大泉は自らのアーティファクトの無残な姿を見て溜息を零す。あれは自己再生に時間が掛かるからな。
今回の修行は、せっかくなのでレミリアに協力を願い、アーティファクトの能力検査をより過激にして行うことにした。
その協力内容とは、大泉のアーティファクトに強力な攻撃を加えるというシンプルなもの。
最初は面倒だときっぱり断ったレミリアだが(徐々に態度が対等になったな……)、私がレミリアの実力を知る為でもあると伝えたらあっさり了承した。

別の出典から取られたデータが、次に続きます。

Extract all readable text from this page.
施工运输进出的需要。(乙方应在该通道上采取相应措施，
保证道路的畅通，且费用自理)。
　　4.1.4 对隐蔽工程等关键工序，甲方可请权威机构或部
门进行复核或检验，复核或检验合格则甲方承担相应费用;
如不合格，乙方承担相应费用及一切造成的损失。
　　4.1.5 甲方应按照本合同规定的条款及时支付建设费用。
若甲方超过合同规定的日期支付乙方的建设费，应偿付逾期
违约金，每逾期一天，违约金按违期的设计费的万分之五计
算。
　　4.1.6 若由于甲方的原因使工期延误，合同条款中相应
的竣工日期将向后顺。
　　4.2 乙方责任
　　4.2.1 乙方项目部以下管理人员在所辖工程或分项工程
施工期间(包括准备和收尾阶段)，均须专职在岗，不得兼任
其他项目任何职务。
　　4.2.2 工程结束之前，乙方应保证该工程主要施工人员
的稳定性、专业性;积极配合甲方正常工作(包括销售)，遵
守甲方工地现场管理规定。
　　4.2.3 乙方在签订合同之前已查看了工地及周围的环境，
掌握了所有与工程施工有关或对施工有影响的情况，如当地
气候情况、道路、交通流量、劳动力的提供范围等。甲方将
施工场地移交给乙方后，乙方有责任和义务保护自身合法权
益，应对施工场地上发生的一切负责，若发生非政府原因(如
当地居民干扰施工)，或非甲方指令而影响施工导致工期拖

日が落ちて長くなった柱や建物の影を日よけに、バンバン活躍してもらっている。
―その結果、大泉のアーティファクトに新たな弱点や強度が明らかになった。
まずは『言霊の妖精』の能力に関して。
『絶対』という言葉もアウト。これはむしろ当然か。
その他、『完全』、『無敵』、『無双』、『究極』、『無限』、そして『最強』もNGワードに引っ掛かった。
そういったNGワードは言霊の力が宿せなくなり、使い物にならなくなる。
上記のような言葉が言霊になってしまったらチートどころか神の領域に入りかねん。アーティファクトとはいえ、一つたりともそういった「神に近い力」は持てないのだから。

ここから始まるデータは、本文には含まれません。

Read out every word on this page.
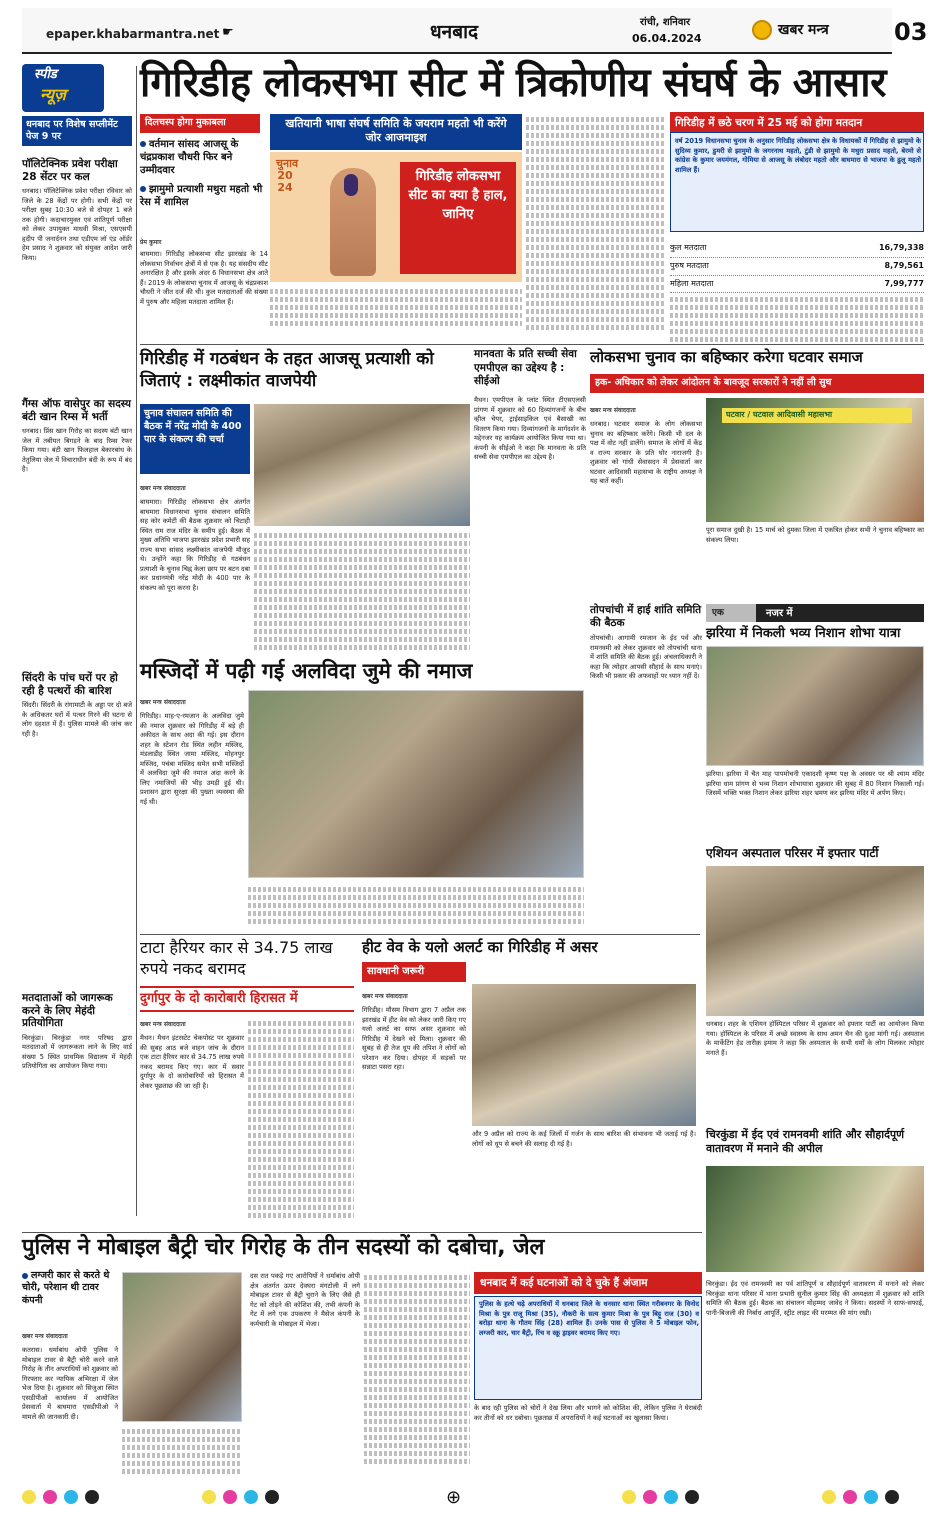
epaper.khabarmantra.net ☛	धनबाद	रांची, शनिवार
06.04.2024
खबर मन्त्र	03
स्पीड
न्यूज़
धनबाद पर विशेष सप्लीमेंट पेज 9 पर
पॉलिटेक्निक प्रवेश परीक्षा 28 सेंटर पर कल
धनबाद। पॉलिटेक्निक प्रवेश परीक्षा रविवार को जिले के 28 केंद्रों पर होगी। सभी केंद्रों पर परीक्षा सुबह 10:30 बजे से दोपहर 1 बजे तक होगी। कदाचारमुक्त एवं शांतिपूर्ण परीक्षा को लेकर उपायुक्त माधवी मिश्रा, एसएसपी हृदीप पी जनार्दनन तथा एडीएम लॉ एंड ऑर्डर हेम प्रसाद ने शुक्रवार को संयुक्त आदेश जारी किया।
गैंग्स ऑफ वासेपुर का सदस्य बंटी खान रिम्स में भर्ती
धनबाद। प्रिंस खान गिरोह का सदस्य बंटी खान जेल में तबीयत बिगड़ने के बाद रिम्स रेफर किया गया। बंटी खान फिलहाल बेकारबांध के तेतुलिया जेल में विचाराधीन बंदी के रूप में बंद है।
सिंदरी के पांच घरों पर हो रही है पत्थरों की बारिश
सिंदरी। सिंदरी के रांगामाटी के अड्डा पर दो बजे के अधिकतर घरों में पत्थर गिरने की घटना से लोग दहशत में हैं। पुलिस मामले की जांच कर रही है।
मतदाताओं को जागरूक करने के लिए मेहंदी प्रतियोगिता
चिरकुंडा। चिरकुंडा नगर परिषद द्वारा मतदाताओं में जागरूकता लाने के लिए वार्ड संख्या 5 स्थित प्राथमिक विद्यालय में मेहंदी प्रतियोगिता का आयोजन किया गया।
गिरिडीह लोकसभा सीट में त्रिकोणीय संघर्ष के आसार
दिलचस्प होगा मुकाबला
वर्तमान सांसद आजसू के चंद्रप्रकाश चौधरी फिर बने उम्मीदवार
झामुमो प्रत्याशी मथुरा महतो भी रेस में शामिल
प्रेम कुमार
बाघमारा। गिरिडीह लोकसभा सीट झारखंड के 14 लोकसभा निर्वाचन क्षेत्रों में से एक है। यह संसदीय सीट अनारक्षित है और इसके अंदर 6 विधानसभा क्षेत्र आते हैं। 2019 के लोकसभा चुनाव में आजसू के चंद्रप्रकाश चौधरी ने जीत दर्ज की थी। कुल मतदाताओं की संख्या में पुरुष और महिला मतदाता शामिल हैं।
खतियानी भाषा संघर्ष समिति के जयराम महतो भी करेंगे जोर आजमाइश
चुनाव 2024
गिरिडीह लोकसभा सीट का क्या है हाल, जानिए
गिरिडीह में छठे चरण में 25 मई को होगा मतदान
वर्ष 2019 विधानसभा चुनाव के अनुसार गिरिडीह लोकसभा क्षेत्र के विधायकों में गिरिडीह से झामुमो के सुदिव्य कुमार, डुमरी से झामुमो के जगरनाथ महतो, टुंडी से झामुमो के मथुरा प्रसाद महतो, बेरमो से कांग्रेस के कुमार जयमंगल, गोमिया से आजसू के लंबोदर महतो और बाघमारा से भाजपा के ढुलू महतो शामिल हैं।
कुल मतदाता	16,79,338
पुरुष मतदाता	8,79,561
महिला मतदाता	7,99,777
गिरिडीह में गठबंधन के तहत आजसू प्रत्याशी को जिताएं : लक्ष्मीकांत वाजपेयी
चुनाव संचालन समिति की बैठक में नरेंद्र मोदी के 400 पार के संकल्प की चर्चा
खबर मन्त्र संवाददाता
बाघमारा। गिरिडीह लोकसभा क्षेत्र अंतर्गत बाघमारा विधानसभा चुनाव संचालन समिति सह कोर कमेटी की बैठक शुक्रवार को चिटाही स्थित राम राज मंदिर के समीप हुई। बैठक में मुख्य अतिथि भाजपा झारखंड प्रदेश प्रभारी सह राज्य सभा सांसद लक्ष्मीकांत वाजपेयी मौजूद थे। उन्होंने कहा कि गिरिडीह से गठबंधन प्रत्याशी के चुनाव चिह्न केला छाप पर बटन दबा कर प्रधानमंत्री नरेंद्र मोदी के 400 पार के संकल्प को पूरा करना है।
मानवता के प्रति सच्ची सेवा एमपीएल का उद्देश्य है : सीईओ
मैथन। एमपीएल के प्लांट स्थित टीएसएलसी प्रांगण में शुक्रवार को 60 दिव्यांगजनों के बीच व्हील चेयर, ट्राईसाइकिल एवं बैसाखी का वितरण किया गया। दिव्यांगजनों के मार्गदर्शन के मद्देनजर यह कार्यक्रम आयोजित किया गया था। कंपनी के सीईओ ने कहा कि मानवता के प्रति सच्ची सेवा एमपीएल का उद्देश्य है।
लोकसभा चुनाव का बहिष्कार करेगा घटवार समाज
हक- अधिकार को लेकर आंदोलन के बावजूद सरकारों ने नहीं ली सुध
खबर मन्त्र संवाददाता
धनबाद। घटवार समाज के लोग लोकसभा चुनाव का बहिष्कार करेंगे। किसी भी दल के पक्ष में वोट नहीं डालेंगे। समाज के लोगों में केंद्र व राज्य सरकार के प्रति घोर नाराजगी है। शुक्रवार को गांधी सेवासदन में प्रेसवार्ता कर घटवार आदिवासी महासभा के राष्ट्रीय अध्यक्ष ने यह बातें कहीं।
घटवार / घटवाल आदिवासी महासभा
पूरा समाज दुखी है। 15 मार्च को दुमका जिला में एकत्रित होकर सभी ने चुनाव बहिष्कार का संकल्प लिया।
तोपचांची में हाई शांति समिति की बैठक
तोपचांची। आगामी रमजान के ईद पर्व और रामनवमी को लेकर शुक्रवार को तोपचांची थाना में शांति समिति की बैठक हुई। अंचलाधिकारी ने कहा कि त्योहार आपसी सौहार्द के साथ मनाएं। किसी भी प्रकार की अफवाहों पर ध्यान नहीं दें।
एक	नजर में
झरिया में निकली भव्य निशान शोभा यात्रा
झरिया। झरिया में चैत माह पापमोचनी एकादशी कृष्ण पक्ष के अवसर पर श्री श्याम मंदिर झरिया धाम प्रांगण से भव्य निशान शोभायात्रा शुक्रवार की सुबह में 80 निशान निकाली गई। जिसमें भक्ति भक्त निशान लेकर झरिया शहर भ्रमण कर झरिया मंदिर में अर्पण किए।
एशियन अस्पताल परिसर में इफ्तार पार्टी
धनबाद। शहर के एशियन हॉस्पिटल परिसर में शुक्रवार को इफ्तार पार्टी का आयोजन किया गया। हॉस्पिटल के परिसर में अच्छे स्वास्थ्य के साथ अमन चैन की दुआ मांगी गई। अस्पताल के मार्केटिंग हेड तारीक़ इमाम ने कहा कि अस्पताल के सभी धर्मों के लोग मिलकर त्योहार मनाते हैं।
चिरकुंडा में ईद एवं रामनवमी शांति और सौहार्दपूर्ण वातावरण में मनाने की अपील
चिरकुंडा। ईद एवं रामनवमी का पर्व शांतिपूर्ण व सौहार्दपूर्ण वातावरण में मनाने को लेकर चिरकुंडा थाना परिसर में थाना प्रभारी सुनील कुमार सिंह की अध्यक्षता में शुक्रवार को शांति समिति की बैठक हुई। बैठक का संचालन मोहम्मद जावेद ने किया। सदस्यों ने साफ-सफाई, पानी-बिजली की निर्बाध आपूर्ति, स्ट्रीट लाइट की मरम्मत की मांग रखी।
मस्जिदों में पढ़ी गई अलविदा जुमे की नमाज
खबर मन्त्र संवाददाता
गिरिडीह। माह-ए-रमजान के अलविदा जुमे की नमाज शुक्रवार को गिरिडीह में बड़े ही अकीदत के साथ अदा की गई। इस दौरान शहर के स्टेशन रोड स्थित लहीन मस्जिद, मंडलाडीह स्थित जामा मस्जिद, मोहनपुर मस्जिद, पचंबा मस्जिद समेत सभी मस्जिदों में अलविदा जुमे की नमाज अदा करने के लिए नमाजियों की भीड़ उमड़ी हुई थी। प्रशासन द्वारा सुरक्षा की पुख्ता व्यवस्था की गई थी।
टाटा हैरियर कार से 34.75 लाख रुपये नकद बरामद
दुर्गापुर के दो कारोबारी हिरासत में
खबर मन्त्र संवाददाता
मैथन। मैथन इंटरस्टेट चेकपोस्ट पर शुक्रवार की सुबह आठ बजे वाहन जांच के दौरान एक टाटा हैरियर कार से 34.75 लाख रुपये नकद बरामद किए गए। कार में सवार दुर्गापुर के दो कारोबारियों को हिरासत में लेकर पूछताछ की जा रही है।
हीट वेव के यलो अलर्ट का गिरिडीह में असर
सावधानी जरूरी
खबर मन्त्र संवाददाता
गिरिडीह। मौसम विभाग द्वारा 7 अप्रैल तक झारखंड में हीट वेव को लेकर जारी किए गए यलो अलर्ट का साफ असर शुक्रवार को गिरिडीह में देखने को मिला। शुक्रवार की सुबह से ही तेज धूप की तपिश ने लोगों को परेशान कर दिया। दोपहर में सड़कों पर सन्नाटा पसरा रहा।
और 9 अप्रैल को राज्य के कई जिलों में गर्जन के साथ बारिश की संभावना भी जताई गई है। लोगों को धूप से बचने की सलाह दी गई है।
पुलिस ने मोबाइल बैट्री चोर गिरोह के तीन सदस्यों को दबोचा, जेल
लग्जरी कार से करते थे चोरी, परेशान थी टावर कंपनी
खबर मन्त्र संवाददाता
कतरास। धर्माबांध ओपी पुलिस ने मोबाइल टावर से बैट्री चोरी करने वाले गिरोह के तीन अपराधियों को शुक्रवार को गिरफ्तार कर न्यायिक अभिरक्षा में जेल भेज दिया है। शुक्रवार को सिजुआ स्थित एसडीपीओ कार्यालय में आयोजित प्रेसवार्ता में बाघमारा एसडीपीओ ने मामले की जानकारी दी।
दस रात पकड़े गए आरोपियों ने धर्माबांध ओपी क्षेत्र अंतर्गत ऊपर देवघरा मंगटोली में लगे मोबाइल टावर से बैट्री चुराने के लिए जैसे ही गेट को तोड़ने की कोशिश की, तभी कंपनी के गेट में लगे एक उपकरण ने मैसेज कंपनी के कर्मचारी के मोबाइल में भेजा।
धनबाद में कई घटनाओं को दे चुके हैं अंजाम
पुलिस के हत्थे चढ़े अपराधियों में धनबाद जिले के धनसार थाना स्थित गरीबनगर के विनोद मिश्रा के पुत्र राजू मिश्रा (35), नौकरी के सत्य कुमार मिश्रा के पुत्र बिट्टू राज (30) व बरोड़ा थाना के गौतम सिंह (28) शामिल हैं। उनके पास से पुलिस ने 5 मोबाइल फोन, लग्जरी कार, चार बैट्री, रिंच व स्क्रू ड्राइवर बरामद किए गए।
के बाद रही पुलिस को चोरों ने देख लिया और भागने को कोशिश की, लेकिन पुलिस ने घेराबंदी कर तीनों को धर दबोचा। पूछताछ में अपराधियों ने कई घटनाओं का खुलासा किया।
⊕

そういった意味では、実験するまでもなかったのかもしれんが、身をもって実感した方がいいからな。
二つ目に、あのアーティファクトはレミリアのような実力者には通用しない。
レミリアには様々なスペルカードとやらを使ってもらったが、どれも攻撃力が高く、『魔法の射手』程度なら反射できた『反射』の盾も、そこそこな防御力を持つ『防御』の盾も尽く粉砕した。
さらに『困惑』や『混乱』といった状態異常の妨害系言霊も、私と同様まったく通じず、逆の効果とはいえ、支援系言霊も同じく通用しない。『解呪』ももちろん無理だった……。

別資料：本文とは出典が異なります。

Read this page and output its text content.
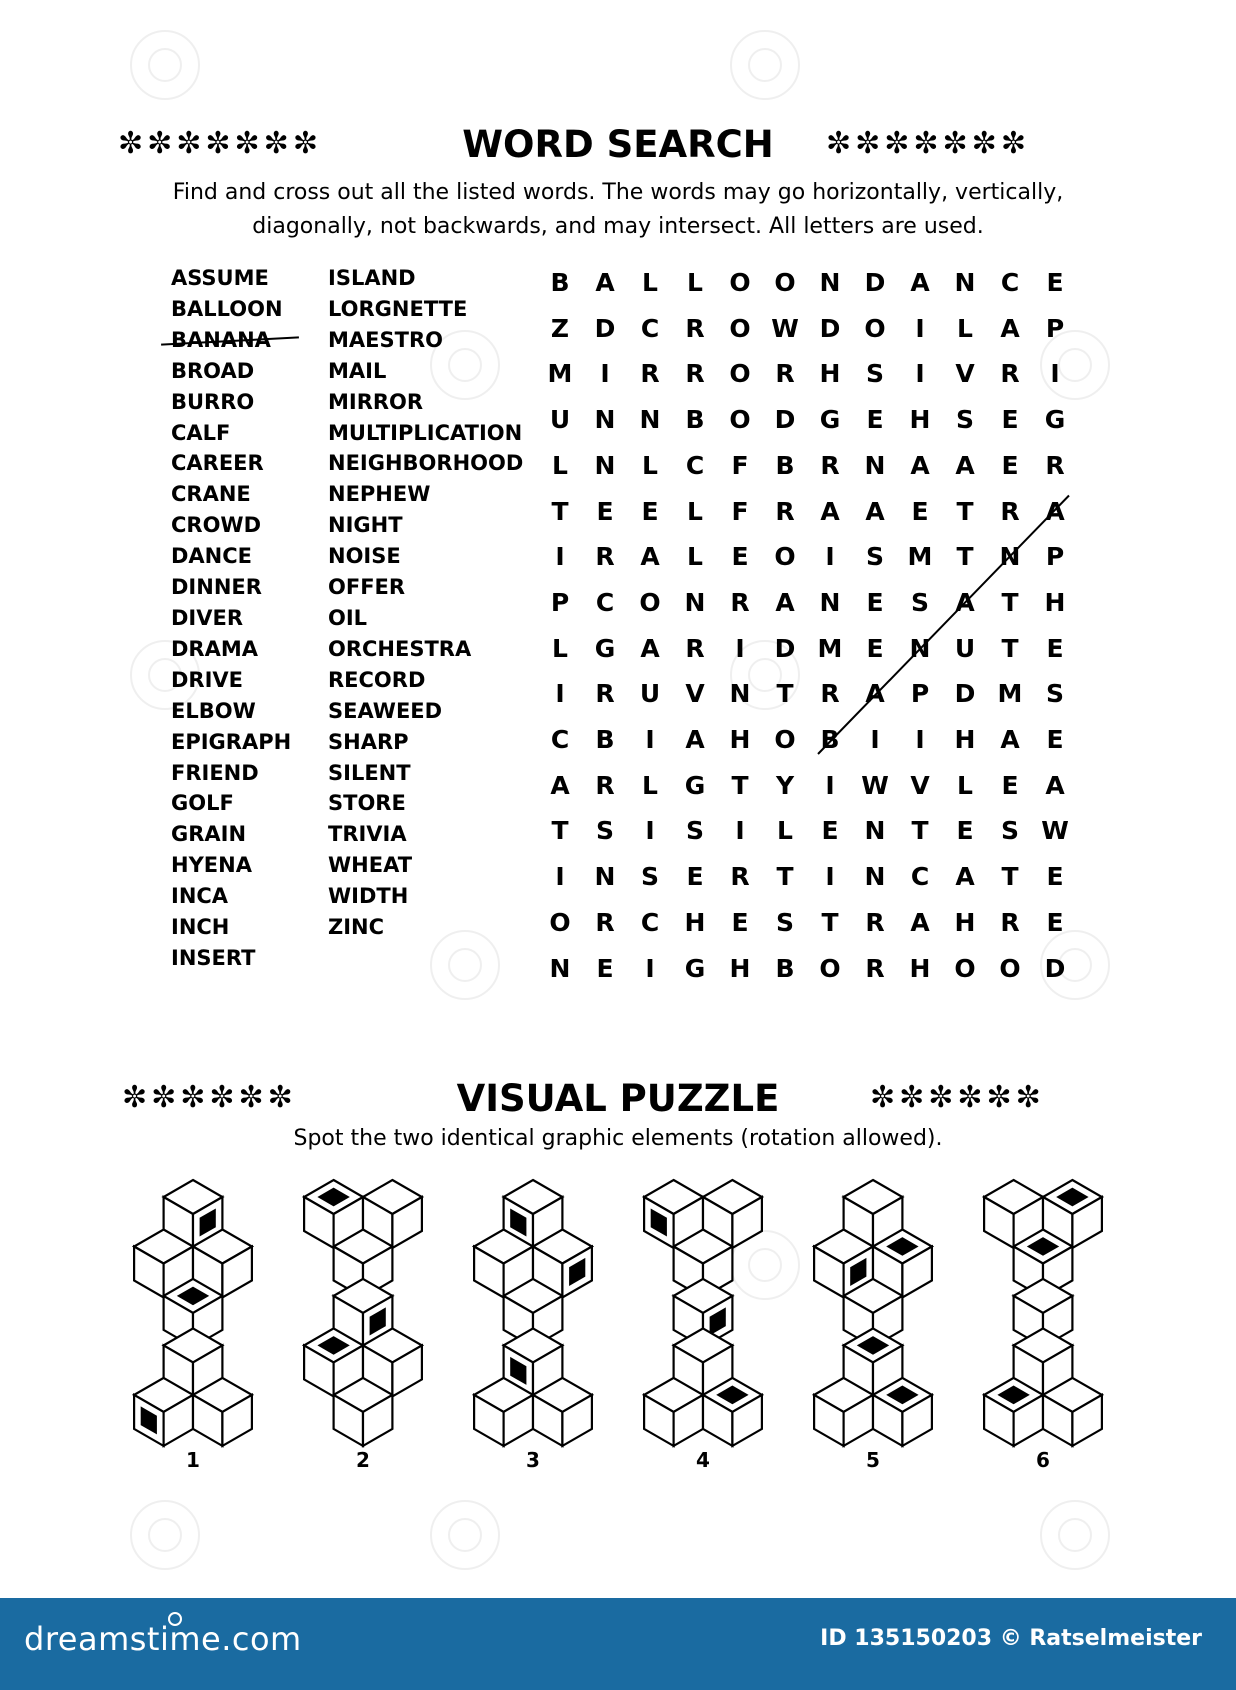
✼✼✼✼✼✼✼	WORD SEARCH	✼✼✼✼✼✼✼
Find and cross out all the listed words. The words may go horizontally, vertically,
diagonally, not backwards, and may intersect. All letters are used.
ASSUME
BALLOON
BANANA
BROAD
BURRO
CALF
CAREER
CRANE
CROWD
DANCE
DINNER
DIVER
DRAMA
DRIVE
ELBOW
EPIGRAPH
FRIEND
GOLF
GRAIN
HYENA
INCA
INCH
INSERT
ISLAND
LORGNETTE
MAESTRO
MAIL
MIRROR
MULTIPLICATION
NEIGHBORHOOD
NEPHEW
NIGHT
NOISE
OFFER
OIL
ORCHESTRA
RECORD
SEAWEED
SHARP
SILENT
STORE
TRIVIA
WHEAT
WIDTH
ZINC
B	A	L	L	O O N D A N	C	E
Z	D	C	R O W D O	I	L	A	P
M	I	R	R O R H	S	I	V	R	I
U N N	B O D G	E	H	S	E	G
L	N	L	C	F	B	R N A	A	E	R
T	E	E	L	F	R	A	A	E	T	R	A
I	R	A	L	E	O	I	S M T	N	P
P	C	O N R	A N	E	S	A	T	H
L	G	A	R	I	D M E	N U	T	E
I	R	U	V N	T	R	A	P	D M S
C	B	I	A H O B	I	I	H A	E
A	R	L	G	T	Y	I	W V	L	E	A
T	S	I	S	I	L	E	N	T	E	S W
I	N	S	E	R	T	I	N	C	A	T	E
O R	C	H	E	S	T	R	A H R	E
N	E	I	G H	B O R H O O D
✼✼✼✼✼✼	VISUAL PUZZLE	✼✼✼✼✼✼
Spot the two identical graphic elements (rotation allowed).
1	2	3	4	5	6
dreamstime.com	ID 135150203 © Ratselmeister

『解呪』に限ってはかけた相手がナギだったから仕方がないか。ちなみに茶々丸とルーミアは程々に、チルノは馬鹿のように効いた。
二つ目においては、大泉の言葉に対する想像力の低さも起因しているのだろう。
だが、そもそも考えてみれば妖精と吸血鬼とでは実力の差があり過ぎる。
『言霊の妖精』は、大泉の想像力と対象の実力差に応じてその効力が大きく左右され、使い所を誤ればとことん役に立たなくなるほどの、汎用性の強さ故の危険性が生じる。
これは大泉の知力を上げなければ活用は難しいかもしれんな……。
―よし、今日から大泉に国語の勉強もさせてやろう。
「ふう」
「ただいま終わりました、マスター」
良い汗をかいて清清しい表情を見せる咲夜と、どこか不安げな茶々丸が戻ってきた。
その後ろには、ナイフまみれのルーミアとチルノが咲夜の手によって引きずられている姿があった。
「チルノちゃん!?ルーミアちゃん!?」
―返事が無い。ただの屍のようだ。
大泉が叫ぶようにして駆けつけるが、ピクリとも動かない……まぁ、血は出ていないし息はあるから、問題なかろう。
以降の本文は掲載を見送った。